My 2 cents (or 5 as it were) on school lunches

I came across this article Why teachers are telling parents what to feed their children, even when it isn’t their responsibility today and felt compelled to add my 2 cents (or 5 cents as it were).

As a Mom, I think we struggle with so many facets of parenthood and I have reduced myself to tears on some of the decisions I have made over the years.  I truly believe we are all raising our kids to the best of our abilities in every given moment.

I am huge advocate for teaching kids and parents a healthier way of eating.  I love teaching children about how their bodies function and what they need to feel awesome!  It is my passion and I have presented many health talks in the community and in our schools to help bring light to the importance of whole nutrient dense foods.

I have not always been so passionate about the food my children eat.  I remember sending my eldest to kindergarten with bear paws, fruit leathers and goldfish.  Was I sending this nutrient void food because I didn’t care about her wellbeing?  Of course not.  I was doing the best I could with the resources I had.  Working full time and taking responsibility for all aspects of the children’s life at that point was stressful.

My health journey has been in baby steps, gaining knowledge and gradually making changes over time.  Knowledge is power, because it allows for change.

Food is an extremely important aspect of our life, but so is your involvement with your children, the stories you read, the excursions you go on, daily exercise, incorporating community service into your lives, and laughing over stories at the dinner table.

I agree that what many children are eating for breakfasts, lunches and dinners is not ideal, but let us not be hasty to judge and point fingers.  Education and a willingness to listen are the keys.

Unfortunately, the big multi-national companies are dictating and marketing foods to what will fill their own pockets.  The colourful and sneaky lingo you find on processed and packaged foods can make us feel we are providing a healthy alternative for our family, but the real test is on the nutrition label.  What is the serving size?  Is it the entire package, or 1/8 of the package?  No trans -fats?  Really?  There are if you find hydrogenated or partially hydrogenated oils in the ingredient list.  How much fibre does it have?  Less than 5 grams is not helpful to us.  What about the net carbs?  This is the total carbs minus the fibre, which is quite a telling story….more so than the sugar content.  Ideally you would like to keep your net carb at 15 grams or less.  What about dyes, chemicals and other names I really can’t pronounce?

The best way to shop is purchasing items around the perimeter of the grocery store.  You don’t have to spend hours in the kitchen making different recipes.  Why not have celery, peanut butter and raisins for an after school snack?  How about sending roasted pumpkin seeds to school?  Real food isn’t always a time sucker and the rewards have life-long benefits.

Leading by example, being open to sharing without criticism, and understanding we are all own health journey is what we need to do to make change.  Change takes time and a willingness to accept it.

My passion is nutrition, but everyone has their own passion and calling on their heart.  We tend to gravitate to what we feel strongly about.  That is what makes each of us so awesome!

This article is important to bring light to the way our children our eating and it truly does take a village to raise our children.  I agree education about nutrition needs to be in the schools, but not from teachers policing lunches and writing notes home to parents.

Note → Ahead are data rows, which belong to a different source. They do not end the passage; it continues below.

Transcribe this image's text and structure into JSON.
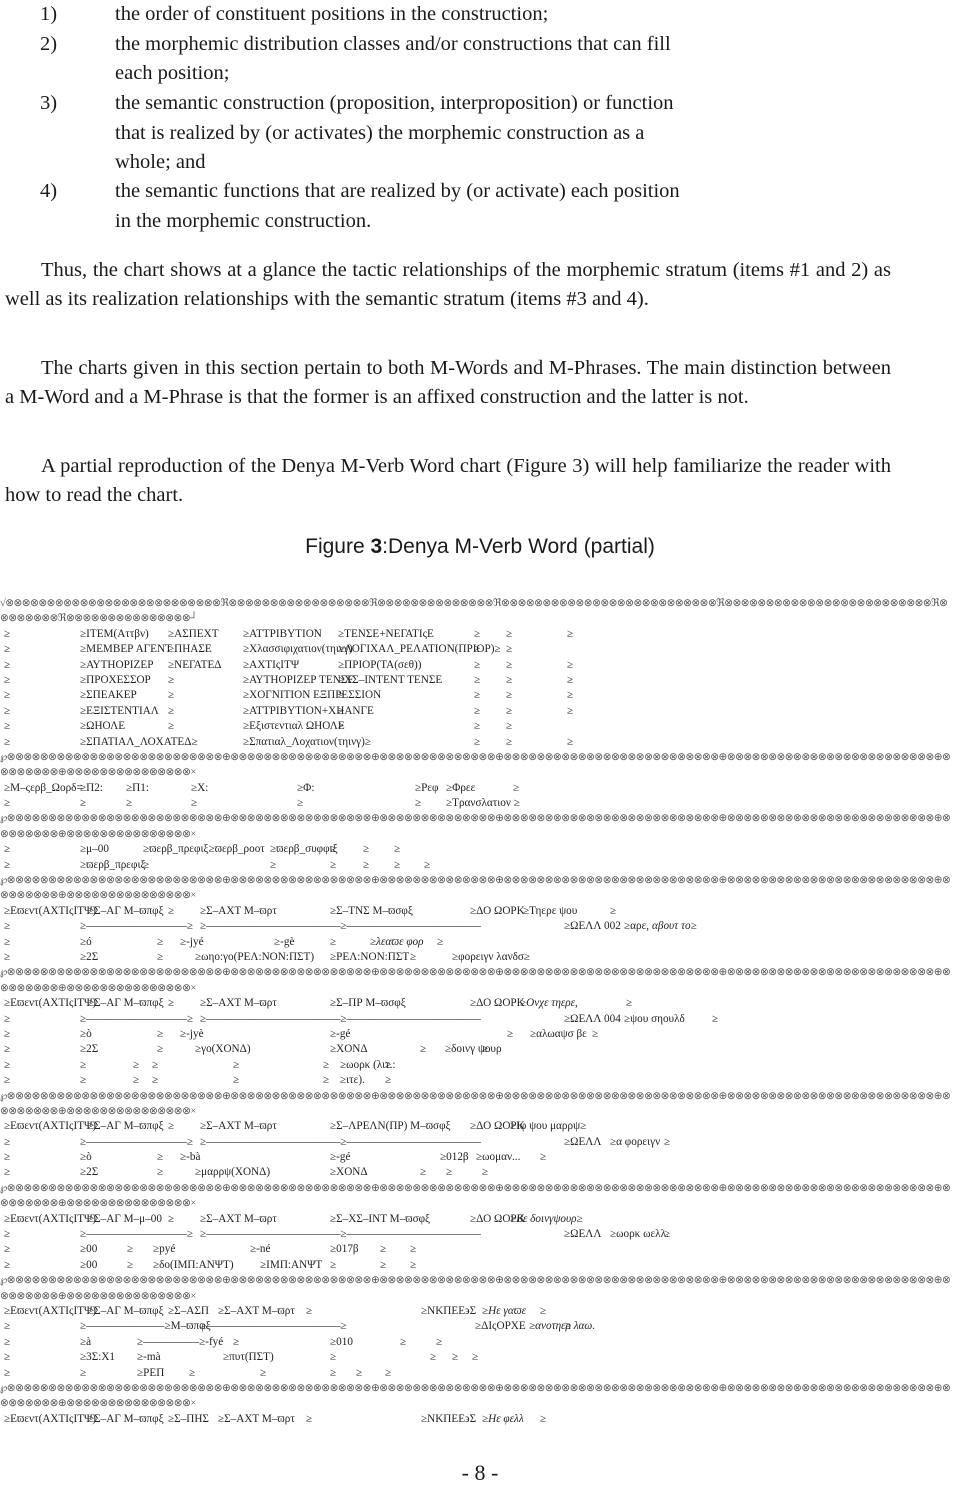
{
  "list_items": [
    {
      "num": "1)",
      "lines": [
        "the order of constituent positions in the construction;"
      ]
    },
    {
      "num": "2)",
      "lines": [
        "the morphemic distribution classes and/or constructions that can fill",
        "each position;"
      ]
    },
    {
      "num": "3)",
      "lines": [
        "the semantic construction (proposition, interproposition) or function",
        "that is realized by (or activates) the morphemic construction as a",
        "whole; and"
      ]
    },
    {
      "num": "4)",
      "lines": [
        "the semantic functions that are realized by (or activate) each position",
        "in the morphemic construction."
      ]
    }
  ],
  "paragraphs": [
    "Thus, the chart shows at a glance the tactic relationships of the morphemic stratum (items #1 and 2) as well as its realization relationships with the semantic stratum (items #3 and 4).",
    "The charts given in this section pertain to both M-Words and M-Phrases. The main distinction between a M-Word and a M-Phrase is that the former is an affixed construction and the latter is not.",
    "A partial reproduction of the Denya M-Verb Word chart (Figure 3) will help familiarize the reader with how to read the chart."
  ],
  "figure": {
    "prefix": "Figure ",
    "number": "3",
    "caption": ":Denya M-Verb Word (partial)"
  },
  "chart": {
    "top_border_1": "√⊗⊗⊗⊗⊗⊗⊗⊗⊗⊗⊗⊗⊗⊗⊗⊗⊗⊗⊗⊗⊗⊗⊗⊗⊗⊗ℜ⊗⊗⊗⊗⊗⊗⊗⊗⊗⊗⊗⊗⊗⊗⊗⊗⊗ℜ⊗⊗⊗⊗⊗⊗⊗⊗⊗⊗⊗⊗⊗⊗ℜ⊗⊗⊗⊗⊗⊗⊗⊗⊗⊗⊗⊗⊗⊗⊗⊗⊗⊗⊗⊗⊗⊗⊗⊗⊗⊗ℜ⊗⊗⊗⊗⊗⊗⊗⊗⊗⊗⊗⊗⊗⊗⊗⊗⊗⊗⊗⊗⊗⊗⊗⊗⊗ℜ⊗",
    "top_border_2": "⊗⊗⊗⊗⊗⊗⊗ℜ⊗⊗⊗⊗⊗⊗⊗⊗⊗⊗⊗⊗⊗⊗⊗┘",
    "sep_1": "℘⊗⊗⊗⊗⊗⊗⊗⊗⊗⊗⊗⊗⊗⊗⊗⊗⊗⊗⊗⊗⊗⊗⊗⊗⊗⊗⊕⊗⊗⊗⊗⊗⊗⊗⊗⊗⊗⊗⊗⊗⊗⊗⊗⊗⊕⊗⊗⊗⊗⊗⊗⊗⊗⊗⊗⊗⊗⊗⊗⊕⊗⊗⊗⊗⊗⊗⊗⊗⊗⊗⊗⊗⊗⊗⊗⊗⊗⊗⊗⊗⊗⊗⊗⊗⊗⊗⊕⊗⊗⊗⊗⊗⊗⊗⊗⊗⊗⊗⊗⊗⊗⊗⊗⊗⊗⊗⊗⊗⊗⊗⊗⊗⊕⊗",
    "sep_2": "⊗⊗⊗⊗⊗⊗⊗⊕⊗⊗⊗⊗⊗⊗⊗⊗⊗⊗⊗⊗⊗⊗⊗×",
    "header_rows": [
      [
        "≥",
        "≥ITEM(Aττβν)",
        "≥ΑΣΠΕΧΤ",
        "≥ΑΤΤΡΙΒΥΤΙΟΝ",
        "≥ΤΕΝΣΕ+ΝΕΓΑΤΙςΕ",
        "≥",
        "≥",
        "≥"
      ],
      [
        "≥",
        "≥ΜΕΜΒΕΡ ΑΓΕΝΤ",
        "≥ΠΗΑΣΕ",
        "≥Χλασσιφιχατιον(τηινγ)",
        "≥ΛΟΓΙΧΑΛ_ΡΕΛΑΤΙΟΝ(ΠΡΙΟΡ)≥",
        "≥",
        "≥",
        ""
      ],
      [
        "≥",
        "≥ΑΥΤΗΟΡΙΖΕΡ",
        "≥ΝΕΓΑΤΕΔ",
        "≥ΑΧΤΙςΙΤΨ",
        "≥ΠΡΙΟΡ(ΤΑ(σεθ))",
        "≥",
        "≥",
        "≥"
      ],
      [
        "≥",
        "≥ΠΡΟΧΕΣΣΟΡ",
        "≥",
        "≥ΑΥΤΗΟΡΙΖΕΡ ΤΕΝΣΕ",
        "≥ΧΣ–ΙΝΤΕΝΤ ΤΕΝΣΕ",
        "≥",
        "≥",
        "≥"
      ],
      [
        "≥",
        "≥ΣΠΕΑΚΕΡ",
        "≥",
        "≥ΧΟΓΝΙΤΙΟΝ ΕΞΠΡΕΣΣΙΟΝ",
        "≥",
        "≥",
        "≥",
        "≥"
      ],
      [
        "≥",
        "≥ΕΞΙΣΤΕΝΤΙΑΛ",
        "≥",
        "≥ΑΤΤΡΙΒΥΤΙΟΝ+ΧΗΑΝΓΕ",
        "≥",
        "≥",
        "≥",
        "≥"
      ],
      [
        "≥",
        "≥ΩΗΟΛΕ",
        "≥",
        "≥Εξιστεντιαλ ΩΗΟΛΕ",
        "≥",
        "≥",
        "≥",
        ""
      ],
      [
        "≥",
        "≥ΣΠΑΤΙΑΛ_ΛΟΧΑΤΕΔ≥",
        "",
        "≥Σπατιαλ_Λοχατιον(τηινγ)≥",
        "",
        "≥",
        "≥",
        "≥"
      ]
    ],
    "sections": [
      {
        "rows": [
          [
            "≥Μ–ςερβ_Ωορδ=",
            "≥Π2:",
            "≥Π1:",
            "≥Χ:",
            "≥Φ:",
            "≥Ρεφ",
            "≥Φρεε",
            "≥"
          ],
          [
            "≥",
            "≥",
            "≥",
            "≥",
            "≥",
            "≥",
            "≥Τρανσλατιον ≥",
            ""
          ]
        ]
      },
      {
        "rows": [
          [
            "≥",
            "≥μ–00",
            "≥ϖερβ_πρεφιξ≥ϖερβ_ροοτ",
            "≥ϖερβ_συφφιξ",
            "≥",
            "≥",
            "≥",
            ""
          ],
          [
            "≥",
            "≥ϖερβ_πρεφιξ",
            "≥",
            "≥",
            "≥",
            "≥",
            "≥",
            "≥"
          ]
        ]
      },
      {
        "rows": [
          [
            "≥Εϖεντ(ΑΧΤΙςΙΤΨ)",
            "≥Σ–ΑΓ Μ–ϖπφξ",
            "≥",
            "≥Σ–ΑΧΤ Μ–ϖρτ",
            "≥Σ–ΤΝΣ Μ–ϖσφξ",
            "≥ΔΟ ΩΟΡΚ",
            "≥Τηερε ψου",
            "≥"
          ],
          [
            "≥",
            "≥—————————≥",
            "",
            "≥————————————≥————————————",
            "",
            "≥ΩΕΛΛ 002",
            "≥αρε, ",
            "αβουτ το≥"
          ],
          [
            "≥",
            "≥ó",
            "≥",
            "≥-jyé",
            "≥-gè",
            "≥",
            "≥λεαϖε φορ",
            "≥"
          ],
          [
            "≥",
            "≥2Σ",
            "≥",
            "≥ωηο:γο(ΡΕΛ:ΝΟΝ:ΠΣΤ)",
            "≥ΡΕΛ:ΝΟΝ:ΠΣΤ",
            "≥",
            "≥φορειγν λανδσ≥",
            ""
          ]
        ]
      },
      {
        "rows": [
          [
            "≥Εϖεντ(ΑΧΤΙςΙΤΨ)",
            "≥Σ–ΑΓ Μ–ϖπφξ",
            "≥",
            "≥Σ–ΑΧΤ Μ–ϖρτ",
            "≥Σ–ΠΡ Μ–ϖσφξ",
            "≥ΔΟ ΩΟΡΚ",
            "≥Ονχε τηερε,",
            "≥"
          ],
          [
            "≥",
            "≥—————————≥",
            "",
            "≥————————————≥————————————",
            "",
            "≥ΩΕΛΛ 004",
            "≥ψου σηουλδ",
            "≥"
          ],
          [
            "≥",
            "≥ò",
            "≥",
            "≥-jyè",
            "≥-gé",
            "≥",
            "≥αλωαψσ βε",
            "≥"
          ],
          [
            "≥",
            "≥2Σ",
            "≥",
            "≥γο(ΧΟΝΔ)",
            "≥ΧΟΝΔ",
            "≥",
            "≥δοινγ ψουρ",
            "≥"
          ],
          [
            "≥",
            "≥",
            "≥",
            "≥",
            "≥",
            "≥",
            "≥ωορκ (λιτ.:",
            "≥"
          ],
          [
            "≥",
            "≥",
            "≥",
            "≥",
            "≥",
            "≥",
            "≥ιτε).",
            "≥"
          ]
        ]
      },
      {
        "rows": [
          [
            "≥Εϖεντ(ΑΧΤΙςΙΤΨ)",
            "≥Σ–ΑΓ Μ–ϖπφξ",
            "≥",
            "≥Σ–ΑΧΤ Μ–ϖρτ",
            "≥Σ–ΛΡΕΛΝ(ΠΡ) Μ–ϖσφξ",
            "≥ΔΟ ΩΟΡΚ",
            "≥Ιφ ψου μαρρψ≥",
            ""
          ],
          [
            "≥",
            "≥—————————≥",
            "",
            "≥————————————≥————————————",
            "",
            "≥ΩΕΛΛ",
            "≥α φορειγν",
            "≥"
          ],
          [
            "≥",
            "≥ò",
            "≥",
            "≥-bà",
            "≥-gé",
            "≥012β",
            "≥ωομαν...",
            "≥"
          ],
          [
            "≥",
            "≥2Σ",
            "≥",
            "≥μαρρψ(ΧΟΝΔ)",
            "≥ΧΟΝΔ",
            "≥",
            "≥",
            "≥"
          ]
        ]
      },
      {
        "rows": [
          [
            "≥Εϖεντ(ΑΧΤΙςΙΤΨ)",
            "≥Σ–ΑΓ Μ–μ–00",
            "≥",
            "≥Σ–ΑΧΤ Μ–ϖρτ",
            "≥Σ–ΧΣ–ΙΝΤ Μ–ϖσφξ",
            "≥ΔΟ ΩΟΡΚ",
            "≥Βε δοινγψουρ≥",
            ""
          ],
          [
            "≥",
            "≥—————————≥",
            "",
            "≥————————————≥————————————",
            "",
            "≥ΩΕΛΛ",
            "≥ωορκ ωελλ.",
            "≥"
          ],
          [
            "≥",
            "≥00",
            "≥",
            "≥pyé",
            "≥-né",
            "≥017β",
            "≥",
            "≥"
          ],
          [
            "≥",
            "≥00",
            "≥",
            "≥δο(ΙΜΠ:ΑΝΨΤ)",
            "≥ΙΜΠ:ΑΝΨΤ",
            "≥",
            "≥",
            "≥"
          ]
        ]
      },
      {
        "rows": [
          [
            "≥Εϖεντ(ΑΧΤΙςΙΤΨ)",
            "≥Σ–ΑΓ Μ–ϖπφξ",
            "≥Σ–ΑΣΠ",
            "≥Σ–ΑΧΤ Μ–ϖρτ",
            "≥",
            "≥ΝΚΠΕΕ϶Σ",
            "≥Ηε γαϖε",
            "≥"
          ],
          [
            "≥",
            "≥———————≥Μ–ϖπφξ",
            "",
            "≥————————————≥",
            "",
            "≥ΔΙςΟΡΧΕ",
            "≥ανοτηερ λαω.",
            "≥"
          ],
          [
            "≥",
            "≥à",
            "≥—————≥-fyé",
            "≥",
            "≥010",
            "≥",
            "≥",
            ""
          ],
          [
            "≥",
            "≥3Σ:Χ1",
            "≥-mà",
            "≥πυτ(ΠΣΤ)",
            "≥",
            "≥",
            "≥",
            "≥"
          ],
          [
            "≥",
            "≥",
            "≥ΡΕΠ",
            "≥",
            "≥",
            "≥",
            "≥",
            "≥"
          ]
        ]
      },
      {
        "rows": [
          [
            "≥Εϖεντ(ΑΧΤΙςΙΤΨ)",
            "≥Σ–ΑΓ Μ–ϖπφξ",
            "≥Σ–ΠΗΣ",
            "≥Σ–ΑΧΤ Μ–ϖρτ",
            "≥",
            "≥ΝΚΠΕΕ϶Σ",
            "≥Ηε φελλ",
            "≥"
          ]
        ]
      }
    ]
  },
  "page_number": "- 8 -"
}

Children need to be active participants in this process as well.  Understanding how food can build us up and tear us down is critical.  Education needs to be in the curriculum from an early age – not just learning about Canada’s food guide, but really learning about what the body needs to function.  Feeling satiated by chips, candy, pop, or any other factory, processed foods does not mean that you have fulfilled your nutritional requirements for the day. When kids do not understand why you are telling them not to eat the sugary foods, they are not going to change.

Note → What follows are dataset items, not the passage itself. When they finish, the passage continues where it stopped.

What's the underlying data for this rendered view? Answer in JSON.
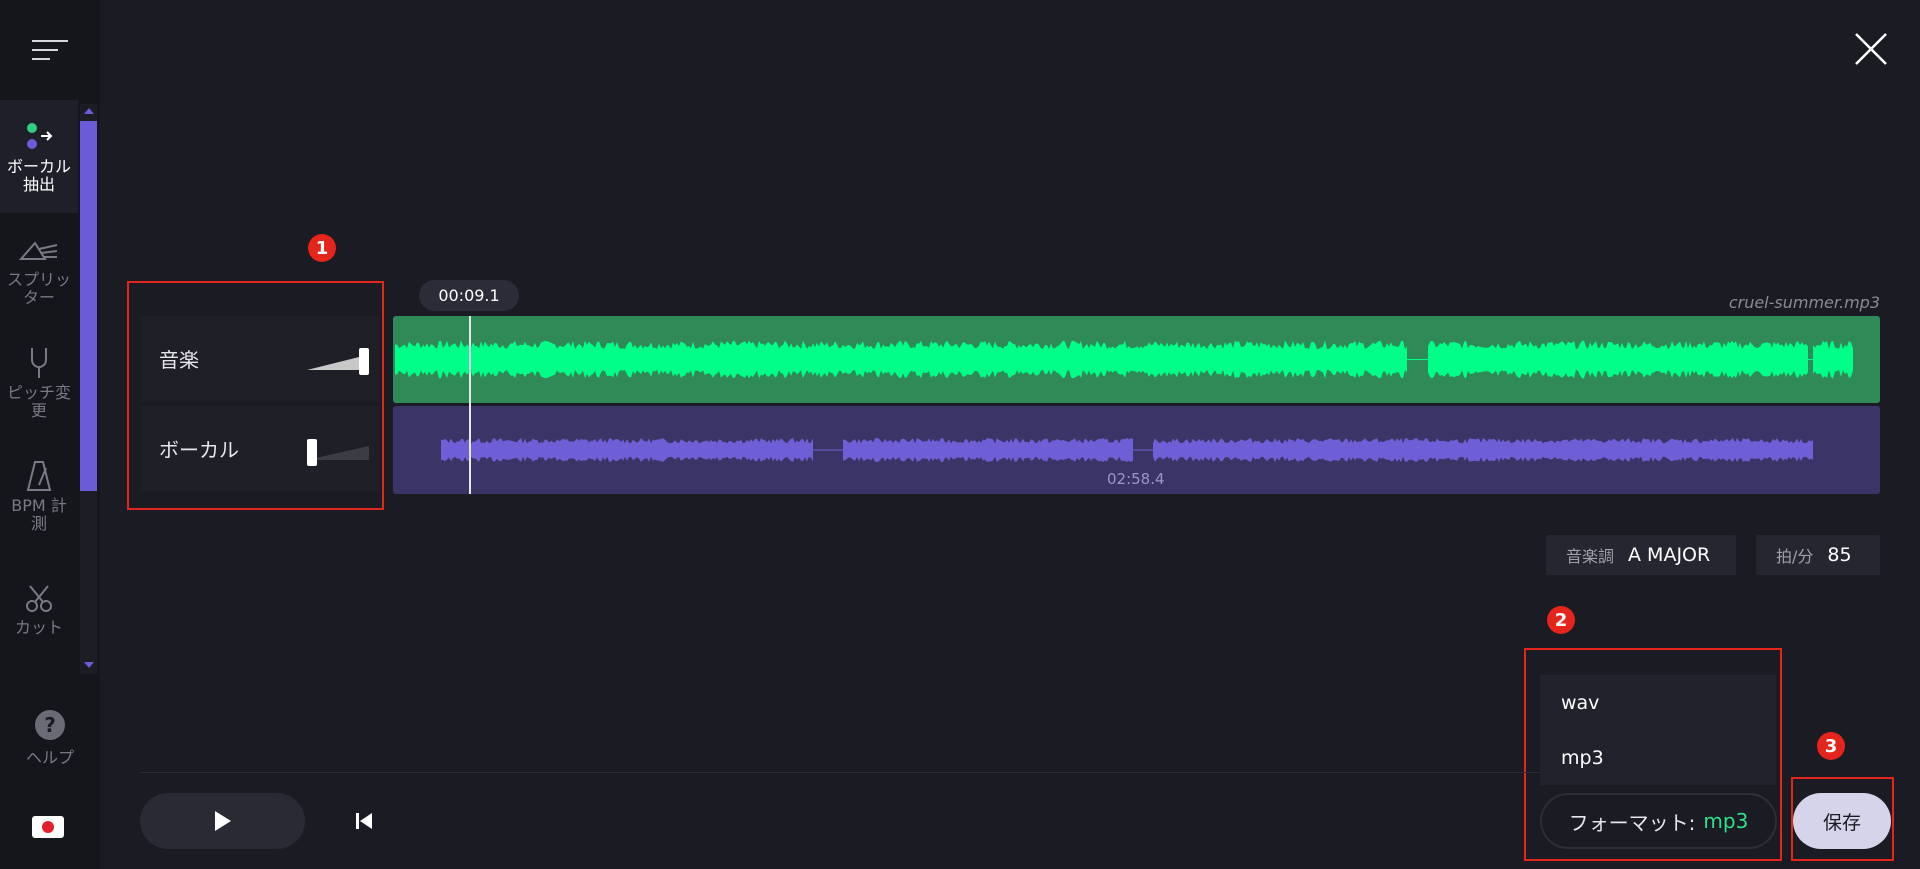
{
  "sidebar": {
    "menu_icon": "hamburger-icon",
    "items": [
      {
        "label": "ボーカル\n抽出",
        "icon": "vocal-extract-icon",
        "active": true
      },
      {
        "label": "スプリッ\nター",
        "icon": "splitter-icon",
        "active": false
      },
      {
        "label": "ピッチ変\n更",
        "icon": "tuning-fork-icon",
        "active": false
      },
      {
        "label": "BPM 計\n測",
        "icon": "metronome-icon",
        "active": false
      },
      {
        "label": "カット",
        "icon": "scissors-icon",
        "active": false
      }
    ],
    "help_label": "ヘルプ",
    "help_glyph": "?"
  },
  "annotations": [
    "1",
    "2",
    "3"
  ],
  "mixer": {
    "tracks": [
      {
        "name": "音楽",
        "level": 1.0
      },
      {
        "name": "ボーカル",
        "level": 0.0
      }
    ]
  },
  "timeline": {
    "current_time": "00:09.1",
    "filename": "cruel-summer.mp3",
    "duration": "02:58.4",
    "music_color": "#00ff88",
    "vocal_color": "#6f5fd6"
  },
  "info": {
    "key_label": "音楽調",
    "key_value": "A MAJOR",
    "bpm_label": "拍/分",
    "bpm_value": "85"
  },
  "export": {
    "options": [
      "wav",
      "mp3"
    ],
    "format_label": "フォーマット:",
    "format_value": "mp3",
    "save_label": "保存"
  }
}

Changing directions within the school system towards the following topics would be fantastic!:

  • Reading nutrition labels
  • Understanding what toxins are and how they affect us
  • The gut is our immune system – how to keep it strong
  • The crucial role of fats to ensure a balanced blood sugar level and hormone balance
  • Understanding what it means to be addicted to sugar and how diabetes is closer than we think
  • Learning about other cultures and food from around the world

Kids want to learn.  They are curious and see the world much differently than most adult do.  Why not give them a chance to advocate for themselves and create a vibrant life through nutrition education in schools.

Our government needs to intervene and create a different curriculum approach with regards to nutrition.  Obesity, diabetes, allergies, ADHD, autism, anxiety and many more conditions are on a rapid increase and it is time we reverse these statistics.

We are all at different points on our health journey, but we need to keep moving forward in positive direction.

Whether we as parents have a lot of information on nutrition or very little is irrelevant.  What is important is being willing to make changes (big or small) for our children that will benefit their lives.

If you are like I was many years ago with a lunch full of packaged foods, I urge you to listen.  For parents with the knowledge to pack healthier lunches, do not point fingers, but have compassion for yourself and all you encounter.  We are all in this life together.